In academic writing, it is important to avoid using language that can be seen as biased. Bias happens when writers choose language that is either not specific or not sensitive to labels. Section 5 of the APA Manual covers the many ways that bias can appear in writing and how to avoid those. This overview can help academic writers understand how to avoid bias.
1. Use Third Person Point of View
When writers use first person plural pronouns like we, us, and our, these words assume that the reader has the same experience or viewpoint as the writer. As this is not always the case, it is better to use
third person pronouns
· Example of bias: We find that these laws interfere with control in the classroom.
· Correct revision: Teachers find that these laws interfere with control in the classroom.
2. Choose Words Carefully When Making Comparisons
A writer might want to compare two things in writing. However, the words used to compare groups, people, companies, or ideas can create a bias if the words reveal the writer’s personal feelings. Words like bad present the writer’s feelings about the topic. Similarly, using a word like normal to describe something suggests that other things are abnormal, which is a biased opinion.
· Example of bias: Waxler Corporation, which is better than Anderson Inc., shares profits with employees.
· Correct revision: Waxler Corporation shares profits with its employees, which is a benefit not present in Anderson Inc.
3. Be Specific When Writing About People
Often, academic writing requires writers to describe people. When writing about people, it is important to be as specific as possible. For example, refer to people by their specific age (or age range) vs. using a term like elderly or senior. The same is true when describing people’s cultures and ethnicities. The standard is to be as specific as possible.
· Example of bias: After using the medicine, Asian children showed a 25% decrease in disease.
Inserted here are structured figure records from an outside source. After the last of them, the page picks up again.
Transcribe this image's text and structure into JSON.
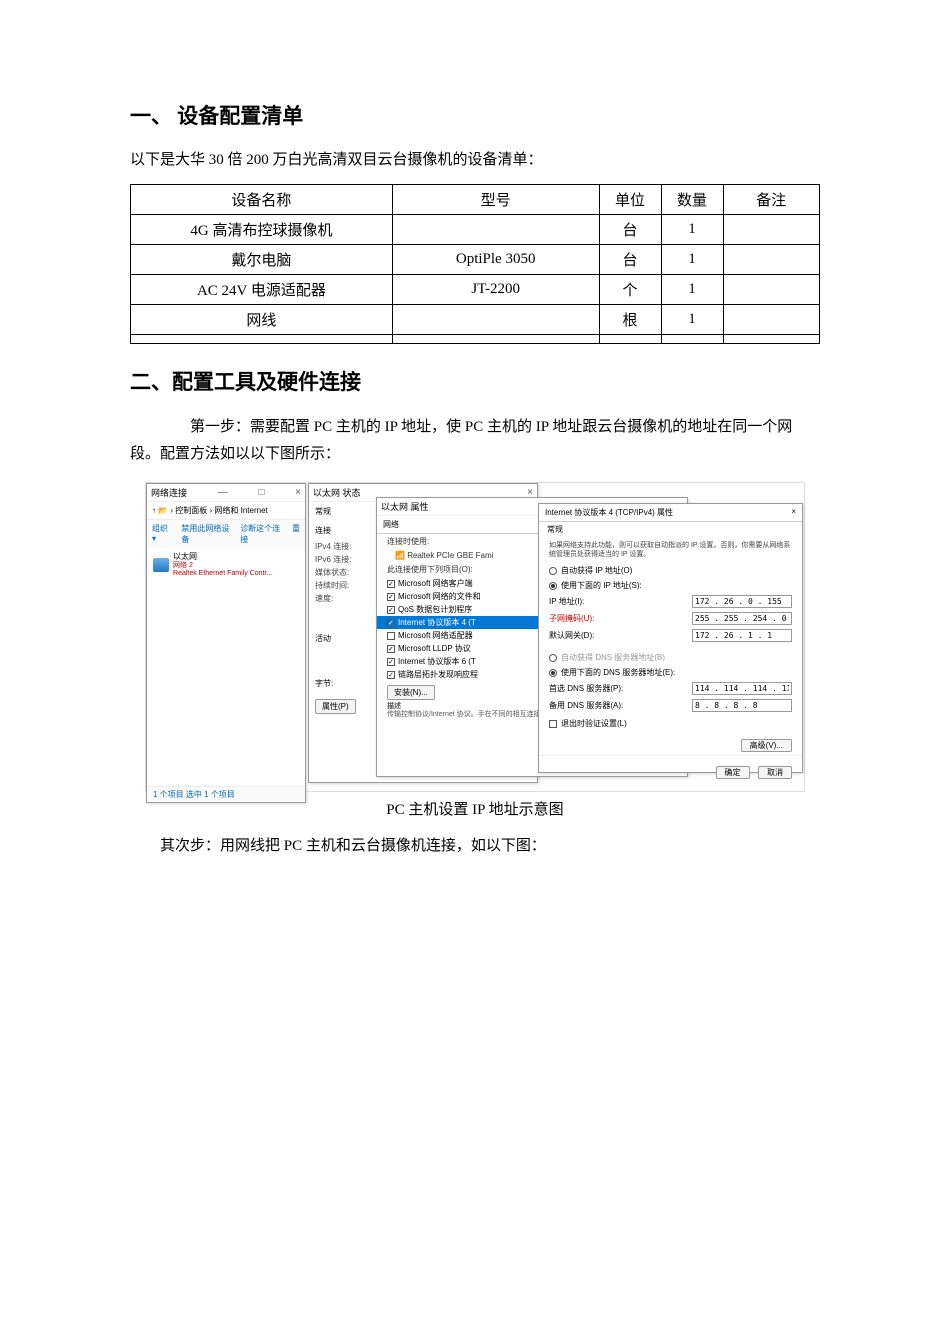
{
  "section1": {
    "heading": "一、 设备配置清单",
    "intro": "以下是大华 30 倍 200 万白光高清双目云台摄像机的设备清单：",
    "table": {
      "columns": [
        "设备名称",
        "型号",
        "单位",
        "数量",
        "备注"
      ],
      "rows": [
        [
          "4G 高清布控球摄像机",
          "",
          "台",
          "1",
          ""
        ],
        [
          "戴尔电脑",
          "OptiPle 3050",
          "台",
          "1",
          ""
        ],
        [
          "AC 24V 电源适配器",
          "JT-2200",
          "个",
          "1",
          ""
        ],
        [
          "网线",
          "",
          "根",
          "1",
          ""
        ],
        [
          "",
          "",
          "",
          "",
          ""
        ]
      ]
    }
  },
  "section2": {
    "heading": "二、配置工具及硬件连接",
    "step1": "第一步：需要配置 PC 主机的 IP 地址，使 PC 主机的 IP 地址跟云台摄像机的地址在同一个网段。配置方法如以以下图所示：",
    "caption": "PC 主机设置 IP 地址示意图",
    "step2": "其次步：用网线把 PC 主机和云台摄像机连接，如以下图："
  },
  "screenshot": {
    "w1": {
      "title": "网络连接",
      "breadcrumb": "↑ 📂 › 控制面板 › 网络和 Internet",
      "toolbar": [
        "组织 ▾",
        "禁用此网络设备",
        "诊断这个连接",
        "重"
      ],
      "adapter_name": "以太网",
      "adapter_net": "网络 2",
      "adapter_dev": "Realtek Ethernet Family Contr...",
      "status": "1 个项目    选中 1 个项目"
    },
    "marks": {
      "m1": "1",
      "m2": "2"
    },
    "w2": {
      "title": "以太网 状态",
      "tab": "常规",
      "sec_label": "连接",
      "pairs": [
        [
          "IPv4 连接:",
          ""
        ],
        [
          "IPv6 连接:",
          ""
        ],
        [
          "媒体状态:",
          ""
        ],
        [
          "持续时间:",
          ""
        ],
        [
          "速度:",
          ""
        ]
      ],
      "btn_detail": "详细信息(E)...",
      "activity_label": "活动",
      "bytes_label": "字节:",
      "btn_props": "属性(P)"
    },
    "w3": {
      "title": "以太网 属性",
      "tab": "网络",
      "line1": "连接时使用:",
      "line2": "Realtek PCIe GBE Fami",
      "list_label": "此连接使用下列项目(O):",
      "items": [
        {
          "checked": true,
          "highlighted": false,
          "label": "Microsoft 网络客户端"
        },
        {
          "checked": true,
          "highlighted": false,
          "label": "Microsoft 网络的文件和"
        },
        {
          "checked": true,
          "highlighted": false,
          "label": "QoS 数据包计划程序"
        },
        {
          "checked": true,
          "highlighted": true,
          "label": "Internet 协议版本 4 (T"
        },
        {
          "checked": false,
          "highlighted": false,
          "label": "Microsoft 网络适配器"
        },
        {
          "checked": true,
          "highlighted": false,
          "label": "Microsoft LLDP 协议"
        },
        {
          "checked": true,
          "highlighted": false,
          "label": "Internet 协议版本 6 (T"
        },
        {
          "checked": true,
          "highlighted": false,
          "label": "链路层拓扑发现响应程"
        }
      ],
      "btn_install": "安装(N)...",
      "desc_label": "描述",
      "desc_text": "传输控制协议/Internet 协议。手在不同的相互连接的网络上"
    },
    "w4": {
      "title": "Internet 协议版本 4 (TCP/IPv4) 属性",
      "tab": "常规",
      "note": "如果网络支持此功能，则可以获取自动指派的 IP 设置。否则，你需要从网络系统管理员处获得适当的 IP 设置。",
      "radio_auto_ip": "自动获得 IP 地址(O)",
      "radio_use_ip": "使用下面的 IP 地址(S):",
      "ip_label": "IP 地址(I):",
      "ip_value": "172 . 26 . 0 . 155",
      "mask_label": "子网掩码(U):",
      "mask_value": "255 . 255 . 254 . 0",
      "gateway_label": "默认网关(D):",
      "gateway_value": "172 . 26 . 1 . 1",
      "radio_auto_dns": "自动获得 DNS 服务器地址(B)",
      "radio_use_dns": "使用下面的 DNS 服务器地址(E):",
      "dns1_label": "首选 DNS 服务器(P):",
      "dns1_value": "114 . 114 . 114 . 114",
      "dns2_label": "备用 DNS 服务器(A):",
      "dns2_value": "8 . 8 . 8 . 8",
      "validate": "退出时验证设置(L)",
      "btn_adv": "高级(V)...",
      "btn_ok": "确定",
      "btn_cancel": "取消"
    }
  }
}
· Correct revision: After using the medicine, Filipino children showed a 25% decrease in disease.
4. Use People First Language
Sometimes writers refer to people using adjectives instead of nouns. For example, someone might write “the disabled person” which uses the word disabled to describe the person. This is problematic because it reduces the person to that single trait. People should be referred to first, and then the descriptor should come after as part of a complete noun phrase. Instead of diasbled person, writers should use the person with a disability. The tip is to remember to always name the person first.
· Example of bias: The special education student scored 10 points higher.
· Correct revision: The student in a special education program scored 10 points higher.
5. Use Gender Neutral Phrases
There are many common phrases and words that use the word man. For example, mankind, manpower, and man a project. Instead of these words, try to use alternative language. For example, people, workforce, and staff a project.
· Example of bias: The chairman disagreed.
· Correct revision: The board member disagreed.
6. Use Inclusive or Preferred Personal Pronouns
The use of personal pronouns other than he/she is a currently evolving conversation in the linguistic community, among other communities. When known, use a person’s preferred personal pronoun of he, she, they, ze, or another preferred personal pronoun.
Using inclusive personal pronouns such as they/their, ze/hir, or ze/zir can help identify a person without assuming a gender. Rather than assume a person’s gender, you can use an inclusive personal pronoun instead of he/his or she/her, which assume binary gender identification only. While the pronouns they/their have historically been plural only, it is grammatically acceptable to use them as singular pronouns.
· Example of bias: The student was encouraged to submit her assignment electronically.
· Correct revision: The student was encouraged to submit their assignment electronically. The student was encouraged to submit hir assignment. The student was encouraged to submit zir assignment.
· Other examples using preferred inclusive personal pronouns: Ze is waiting. I’m waiting on hir [or zir].
7. Check for Gender Assumptions
Writers often use pronouns, like he or she to avoid referring to people by name over and over in writing. However, sometimes a writer may refer to unnamed people or groups of people using these pronouns. When this is the case, academic writers have to ensure they are not presenting a bias by assuming the gender of people. For example, when writing about teachers, a writer may find him or herself referring to a teacher as she without knowing the gender of the teacher. To avoid this, either vary the gender used to refer to people or avoid gendered pronouns.
· Example of bias: In her classroom, the teacher must have a management plan.
· Correct revision: In the classroom, the teacher must have a management plan.